CBC: WBC 15.8> Hb 10.4/Hct 33 <Plt 341 (MCV 91.1, RDW 14.7%)
Na 135/K 4.7/Cl 99/HCO3 26/BUN 11/Cr 1.05 <Glucose 244
ALP 242>T.protein 7.2/Albumin 2.7/AST 129/ALT 67/Tbili 1.5/Dbili 0.7
Ca 8.3, Mg 1.7, Phos 3.3
Coags: PT 15.7, INR 1.26
Infectious workup started given patient febrile, tachycardic with leukocytosis with the following findings:
- Blood Cx and UCx negative
- UA with trace protein and 100 mg/dL glucose
- SARS-CoV-2 negative, HIV negative
- Lactate 2.8 (normal 0.5 – 2.2)
- CRP and ESR elevated at 79.2 and 92 respectively
- Hepatitis panel negative
- XR b/l Tib/Fib with subcutaneous edema in both legs without evidence of subcutaneous gas or foreign body
D-Dimer: >20, CTPA negative for pulmonary embolism
Utox positive for amphetamines and opiates (norco given in ED for pain control)
Rheum workup started given the palpable purpura:
- IgA 597 (normal <400)
- ANA Negative
- ANCA 1:40
- C3 and C4 within normal limits
- Cryoglobulin screen positive (trace cryoprecipitate detected at 0.3%)
- RF and anti-CCP negative
Skin biopsy: Leukocytoclastic vasculitis with deep dermal involvement
Treatment: Ciprofloxacin was discontinued and patient was started on Vancomycin and Ceftriaxone for concern of sepsis.

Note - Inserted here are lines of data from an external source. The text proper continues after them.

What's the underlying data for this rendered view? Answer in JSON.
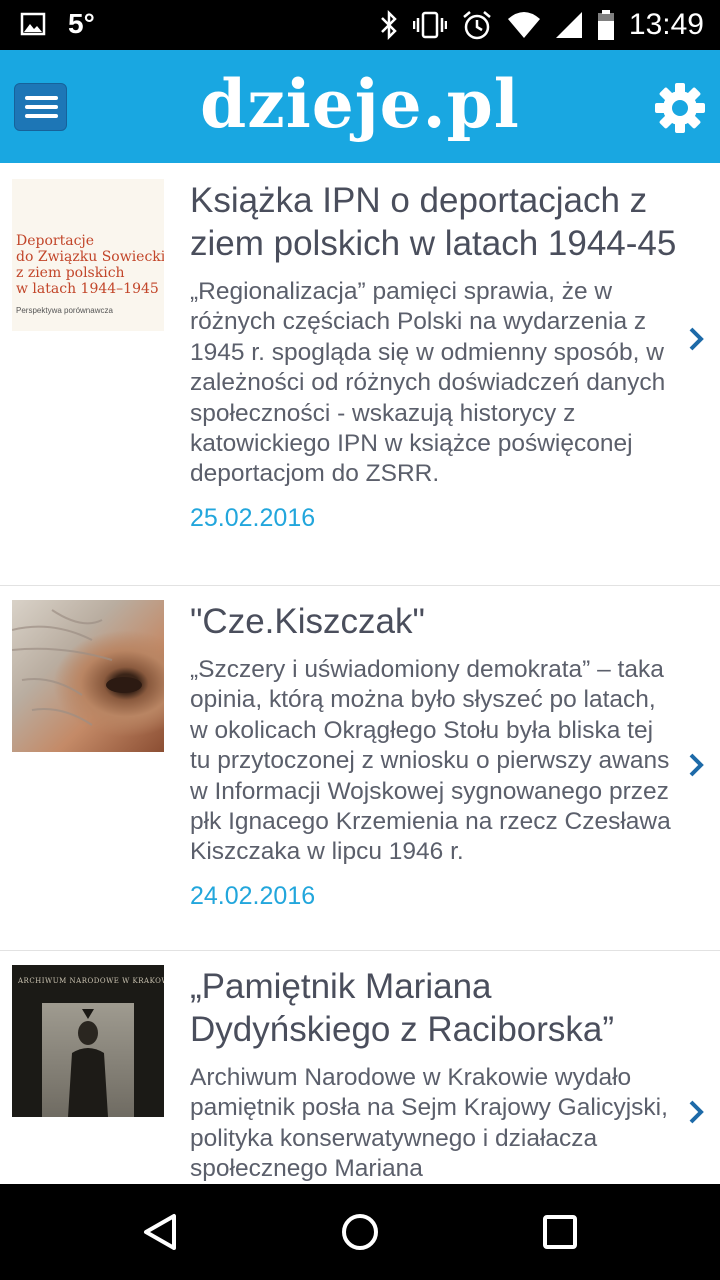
{
  "status_bar": {
    "temperature": "5°",
    "time": "13:49",
    "icons": [
      "image-icon",
      "bluetooth-icon",
      "vibrate-icon",
      "alarm-icon",
      "wifi-icon",
      "signal-icon",
      "battery-icon"
    ]
  },
  "app_bar": {
    "title": "dzieje.pl",
    "accent_color": "#19a7e1",
    "menu_icon": "hamburger-menu-icon",
    "settings_icon": "gear-icon"
  },
  "articles": [
    {
      "title": "Książka IPN o deportacjach z ziem polskich w latach 1944-45",
      "excerpt": "„Regionalizacja” pamięci sprawia, że w różnych częściach Polski na wydarzenia z 1945 r. spogląda się w odmienny sposób, w zależności od różnych doświadczeń danych społeczności - wskazują historycy z katowickiego IPN w książce poświęconej deportacjom do ZSRR.",
      "date": "25.02.2016",
      "thumb_lines": [
        "Deportacje",
        "do Związku Sowieckiego",
        "z ziem polskich",
        "w latach 1944–1945"
      ],
      "thumb_sub": "Perspektywa porównawcza"
    },
    {
      "title": "\"Cze.Kiszczak\"",
      "excerpt": "„Szczery i uświadomiony demokrata” – taka opinia, którą można było słyszeć po latach, w okolicach Okrągłego Stołu była bliska tej tu przytoczonej z wniosku o pierwszy awans  w Informacji Wojskowej sygnowanego przez płk Ignacego Krzemienia na rzecz Czesława Kiszczaka w lipcu 1946 r.",
      "date": "24.02.2016"
    },
    {
      "title": "„Pamiętnik Mariana Dydyńskiego z Raciborska”",
      "excerpt": "Archiwum Narodowe w Krakowie wydało pamiętnik posła na Sejm Krajowy Galicyjski, polityka konserwatywnego i działacza społecznego Mariana",
      "thumb_header": "Archiwum Narodowe w Krakowie"
    }
  ],
  "nav_bar": {
    "icons": [
      "back-icon",
      "home-icon",
      "recents-icon"
    ]
  }
}
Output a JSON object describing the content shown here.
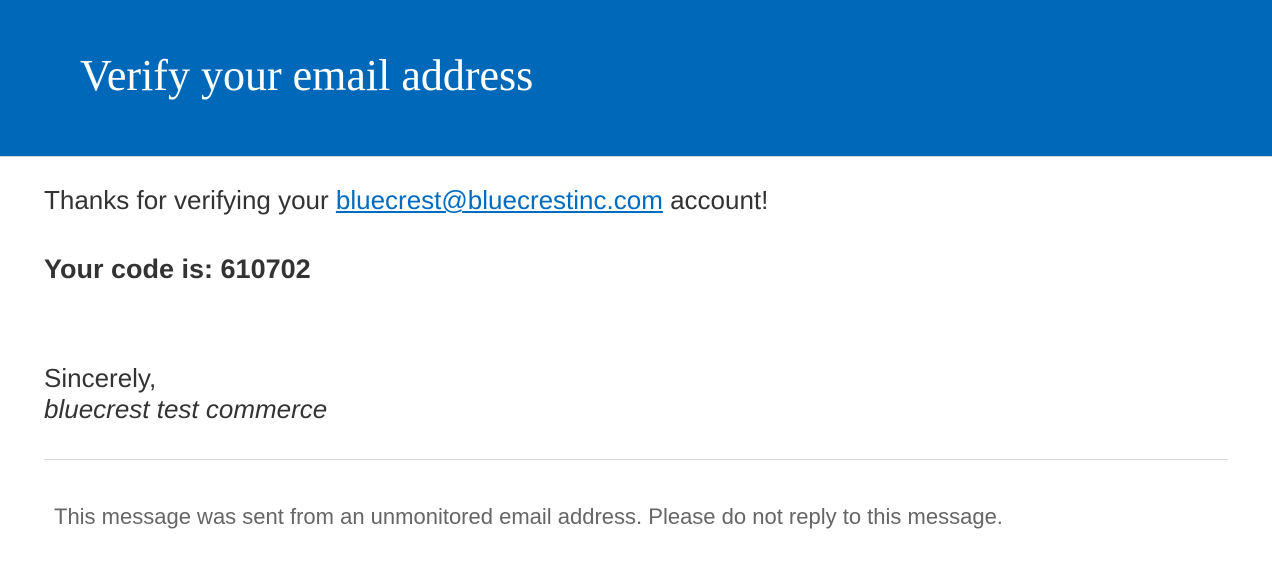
{
  "header": {
    "title": "Verify your email address"
  },
  "body": {
    "thanks_prefix": "Thanks for verifying your ",
    "email": "bluecrest@bluecrestinc.com",
    "thanks_suffix": " account!",
    "code_label": "Your code is: ",
    "code_value": "610702",
    "sincerely": "Sincerely,",
    "sender": "bluecrest test commerce"
  },
  "footer": {
    "disclaimer": "This message was sent from an unmonitored email address. Please do not reply to this message."
  }
}
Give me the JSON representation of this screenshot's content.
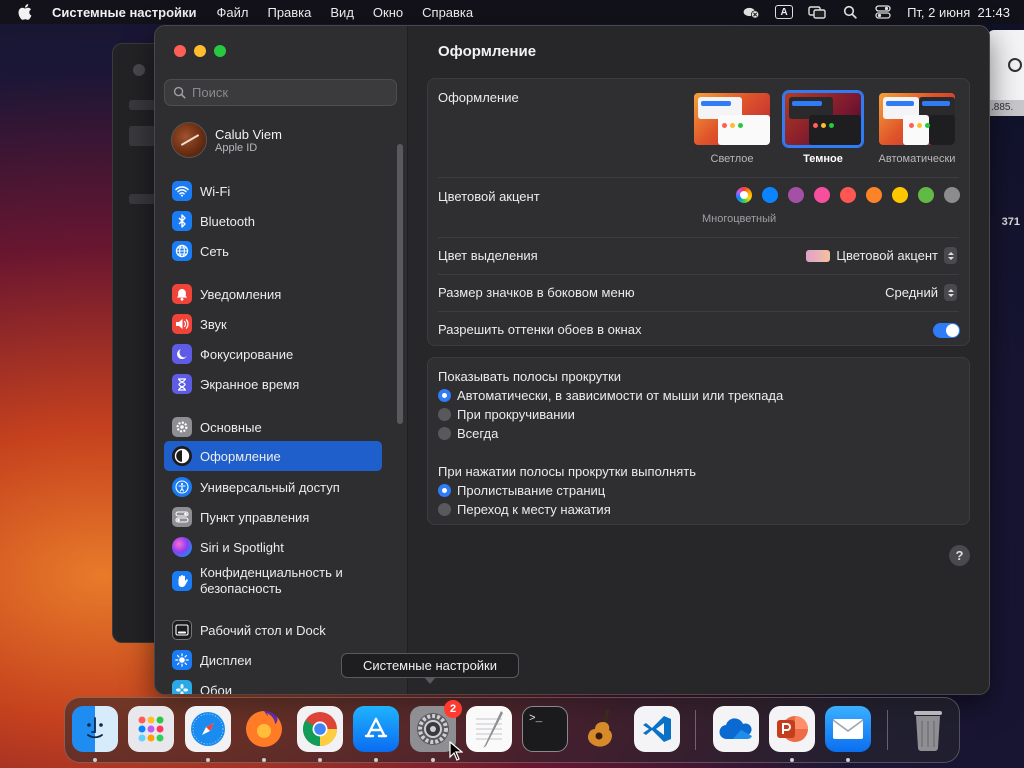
{
  "menubar": {
    "app_name": "Системные настройки",
    "menus": [
      "Файл",
      "Правка",
      "Вид",
      "Окно",
      "Справка"
    ],
    "input_indicator": "A",
    "clock": "Пт, 2 июня  21:43"
  },
  "background_fragments": {
    "number_a": ".885.",
    "number_b": "371"
  },
  "sidebar": {
    "search_placeholder": "Поиск",
    "account": {
      "name": "Calub Viem",
      "subtitle": "Apple ID"
    },
    "items": [
      {
        "label": "Wi-Fi",
        "icon": "wifi-icon",
        "color": "#1a7cf5"
      },
      {
        "label": "Bluetooth",
        "icon": "bluetooth-icon",
        "color": "#1a7cf5"
      },
      {
        "label": "Сеть",
        "icon": "globe-icon",
        "color": "#1a7cf5"
      },
      {
        "label": "Уведомления",
        "icon": "bell-icon",
        "color": "#f0443a"
      },
      {
        "label": "Звук",
        "icon": "speaker-icon",
        "color": "#f0443a"
      },
      {
        "label": "Фокусирование",
        "icon": "moon-icon",
        "color": "#5e5ce6"
      },
      {
        "label": "Экранное время",
        "icon": "hourglass-icon",
        "color": "#5e5ce6"
      },
      {
        "label": "Основные",
        "icon": "gear-icon",
        "color": "#8e8e93"
      },
      {
        "label": "Оформление",
        "icon": "appearance-icon",
        "color": "#1c1c1e"
      },
      {
        "label": "Универсальный доступ",
        "icon": "accessibility-icon",
        "color": "#1a7cf5"
      },
      {
        "label": "Пункт управления",
        "icon": "control-center-icon",
        "color": "#8e8e93"
      },
      {
        "label": "Siri и Spotlight",
        "icon": "siri-icon",
        "color": "#8a3ff0"
      },
      {
        "label": "Конфиденциальность и безопасность",
        "icon": "hand-icon",
        "color": "#1a7cf5"
      },
      {
        "label": "Рабочий стол и Dock",
        "icon": "dock-icon",
        "color": "#1c1c1e"
      },
      {
        "label": "Дисплеи",
        "icon": "sun-icon",
        "color": "#1a7cf5"
      },
      {
        "label": "Обои",
        "icon": "flower-icon",
        "color": "#2aa8e8"
      }
    ],
    "active_item": "Оформление"
  },
  "content": {
    "title": "Оформление",
    "appearance": {
      "label": "Оформление",
      "options": [
        "Светлое",
        "Темное",
        "Автоматически"
      ],
      "selected": "Темное"
    },
    "accent": {
      "label": "Цветовой акцент",
      "caption": "Многоцветный",
      "colors": [
        "multicolor",
        "#0a84ff",
        "#a550a7",
        "#f74f9e",
        "#fc5753",
        "#fd8328",
        "#ffc600",
        "#62ba46",
        "#8c8c8c"
      ]
    },
    "highlight": {
      "label": "Цвет выделения",
      "value": "Цветовой акцент"
    },
    "sidebar_icon_size": {
      "label": "Размер значков в боковом меню",
      "value": "Средний"
    },
    "wallpaper_tinting": {
      "label": "Разрешить оттенки обоев в окнах",
      "enabled": true
    },
    "scrollbars": {
      "label": "Показывать полосы прокрутки",
      "options": [
        "Автоматически, в зависимости от мыши или трекпада",
        "При прокручивании",
        "Всегда"
      ],
      "selected": 0
    },
    "click_scrollbar": {
      "label": "При нажатии полосы прокрутки выполнять",
      "options": [
        "Пролистывание страниц",
        "Переход к месту нажатия"
      ],
      "selected": 0
    },
    "help": "?"
  },
  "tooltip": "Системные настройки",
  "dock": {
    "apps": [
      {
        "name": "Finder",
        "icon": "finder-icon",
        "running": true
      },
      {
        "name": "Launchpad",
        "icon": "launchpad-icon",
        "running": false
      },
      {
        "name": "Safari",
        "icon": "safari-icon",
        "running": true
      },
      {
        "name": "Firefox",
        "icon": "firefox-icon",
        "running": true
      },
      {
        "name": "Chrome",
        "icon": "chrome-icon",
        "running": true
      },
      {
        "name": "App Store",
        "icon": "app-store-icon",
        "running": true
      },
      {
        "name": "Системные настройки",
        "icon": "system-settings-icon",
        "running": true,
        "badge": "2"
      },
      {
        "name": "TextEdit",
        "icon": "textedit-icon",
        "running": false
      },
      {
        "name": "Terminal",
        "icon": "terminal-icon",
        "running": false
      },
      {
        "name": "GarageBand",
        "icon": "garageband-icon",
        "running": false
      },
      {
        "name": "Visual Studio Code",
        "icon": "vscode-icon",
        "running": false
      },
      {
        "name": "OneDrive",
        "icon": "onedrive-icon",
        "running": false
      },
      {
        "name": "PowerPoint",
        "icon": "powerpoint-icon",
        "running": true
      },
      {
        "name": "Mail",
        "icon": "mail-icon",
        "running": true
      },
      {
        "name": "Корзина",
        "icon": "trash-icon",
        "running": false
      }
    ]
  }
}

CTPA done given tachycardia and elevated DDimer, but was negative for PE. The patient developed new diffuse abdominal pain with associated hemoglobin drop and CT A/P done demonstrated a large R subcapsular renal hematoma with tiny cystic areas in the R kidney concerning for non-drainable intraparenchymal micro-abscesses. IR consulted for angiogram which was done but negative for active extravasation. Rash evolved into multiple tense bullae on b/l LE which Derm reassured that bullous changes overlying pre-existing areas of vasculitis in dependent areas is expected in the evolution given inflammation and necrosis of affected areas. Patient was discharged to shelter with 4 week supply of oral cefidinir. 21 days post-discharge, patient returned for follow up. Rash has improved and now with dry, scabbed lesions and hyperpigmentation on b/l LE without purulence or erythema.
- Bullous Henoch Schonlein Purpura (HSP) is a rare cutaneous manifestation of IgA vasculitis and should prompt further investigation for systemic involvement.
- Early recognition of HSP and the identification of a potential trigger are crucial to guide treatment.
- The mainstay of treatment for medication-induced HSP includes supportive care and avoidance of the offending agent.
- The use of systemic immunosuppression is controversial and its use should depend on severity of organ involvement.